I don’t own a sewing machine. Even if I did, I would not be very good with it. No, no i wouldn’t. I can say that with utter confidence because I’ve had more than one sewing lesson from more than one seamstress. Those lessons never go well. I can never pick up a knack for it. So when I need a liner for a bag…
I use an old pillow case! Old pillow cases already have seams you know. Just pointing that out. Those seams are straight and double stitched (usually) and best of all, they are made by someone else. Ha!
I made my tote bag with this particular pillow case in mind. I purposefully made the bag slightly smaller than the case. Crochet fabric stretches. It stretches quite a bit. Woven fabric, like the pillow case, does not. I wanted to be sure that as I filled up my bag, and it stretched out, I didn’t exceed the size of the lining inside. That may make for a lining with a few folds and wrinkles in it but I promise you, the liner will last longer this way.

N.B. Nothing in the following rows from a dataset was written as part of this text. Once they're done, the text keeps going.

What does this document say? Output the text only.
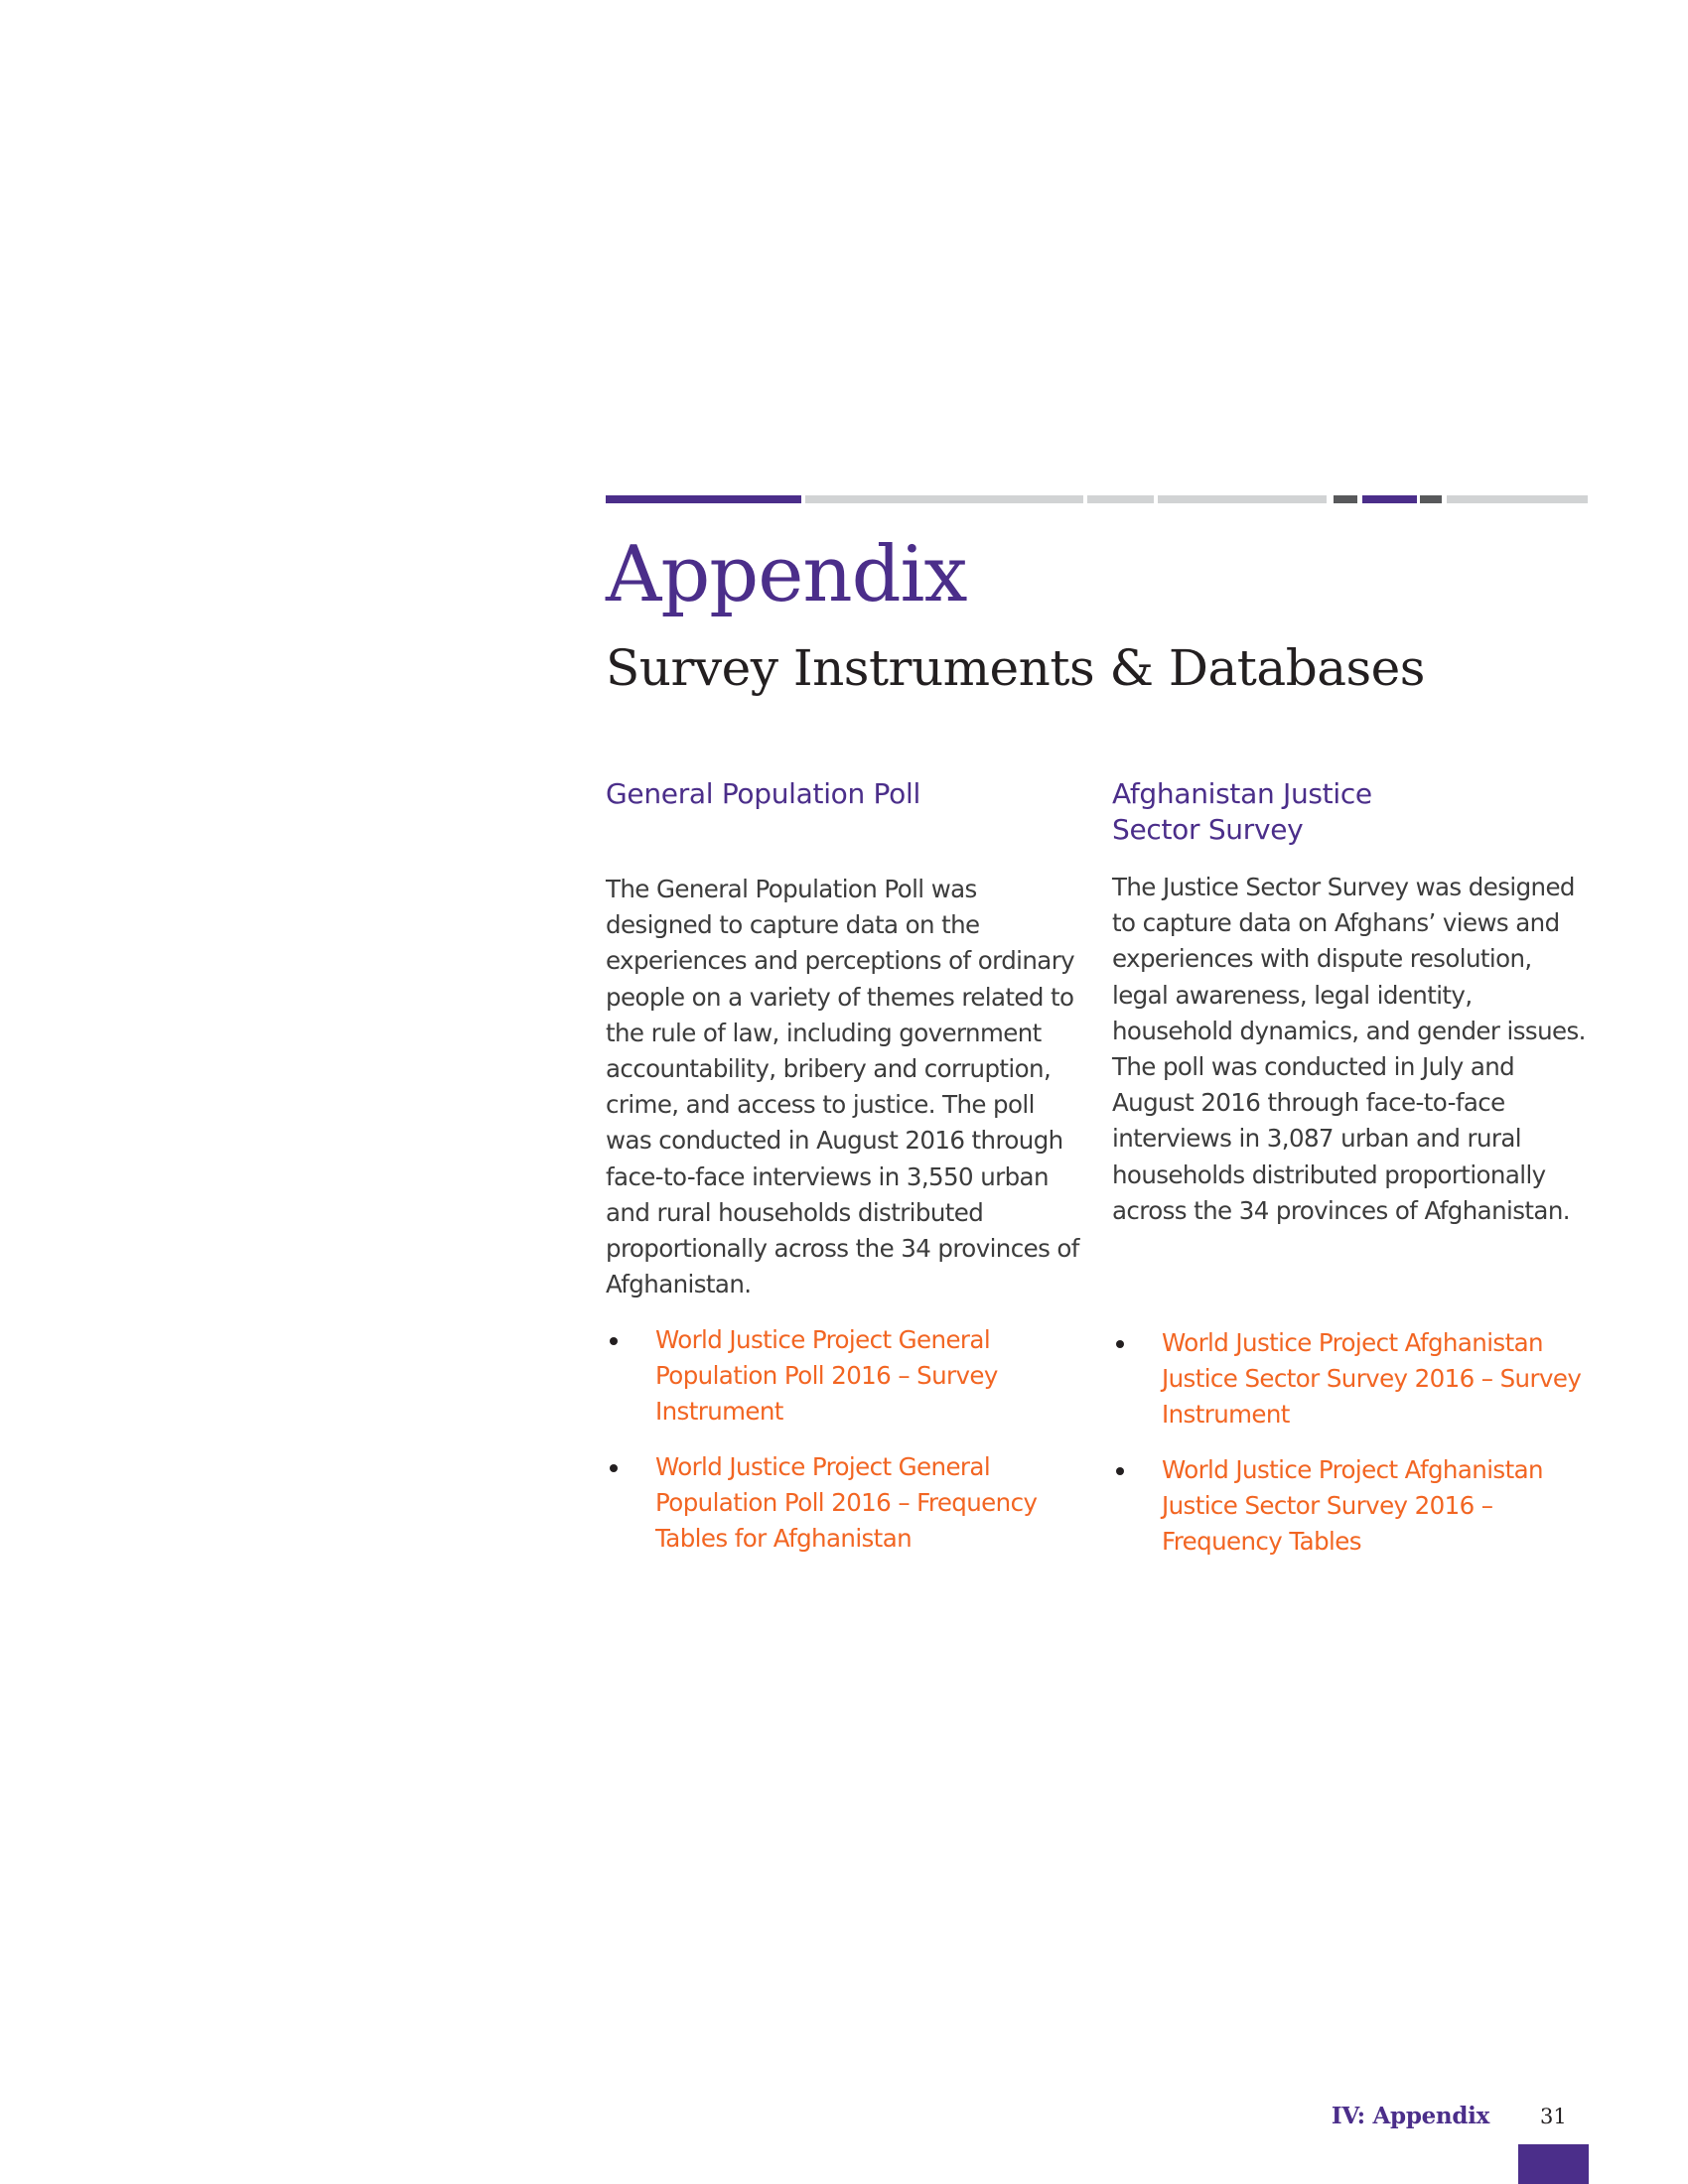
Appendix
Survey Instruments & Databases
General Population Poll

The General Population Poll was designed to capture data on the experiences and perceptions of ordinary people on a variety of themes related to the rule of law, including government accountability, bribery and corruption, crime, and access to justice. The poll was conducted in August 2016 through face-to-face interviews in 3,550 urban and rural households distributed proportionally across the 34 provinces of Afghanistan.

World Justice Project General Population Poll 2016 – Survey Instrument
World Justice Project General Population Poll 2016 – Frequency Tables for Afghanistan
Afghanistan Justice Sector Survey

The Justice Sector Survey was designed to capture data on Afghans’ views and experiences with dispute resolution, legal awareness, legal identity, household dynamics, and gender issues. The poll was conducted in July and August 2016 through face-to-face interviews in 3,087 urban and rural households distributed proportionally across the 34 provinces of Afghanistan.

World Justice Project Afghanistan Justice Sector Survey 2016 – Survey Instrument
World Justice Project Afghanistan Justice Sector Survey 2016 – Frequency Tables
IV: Appendix 31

(And who sees the liner in your bag anyway? Just you!)
How I Made a Liner from An Old Pillow Case
1) I cut the pillow case so that it was the height of my bag, plus two extra inches.
2) I folded those extra two inches down and then tacked into place with a few tiny stitches. I used 100% cotton covered poly hand quilting thread for this. I wanted those stitches to be as invisible as possible.
3) Then I turned the case inside out, so I would not see the seams when I looked into my bag, and hand stitched it to the top of my crochet bag.
To stitch the top of the liner to the top of the tote bag, I switched to a thicker thread; crochet cotton thread, size 30. I used a running stitch… sorta. It looks like a running stitch on the liner side.
But on the crochet side, I thread the needle around/underneath the legs of my single crochet stitches. This makes for a very strong seam.
That’s my cheat. That’s how I line a bag without touching a sewing machine, or cutting out a liner pattern, or pinning edges, or basting seams, or any thing! Hope you found it helpful.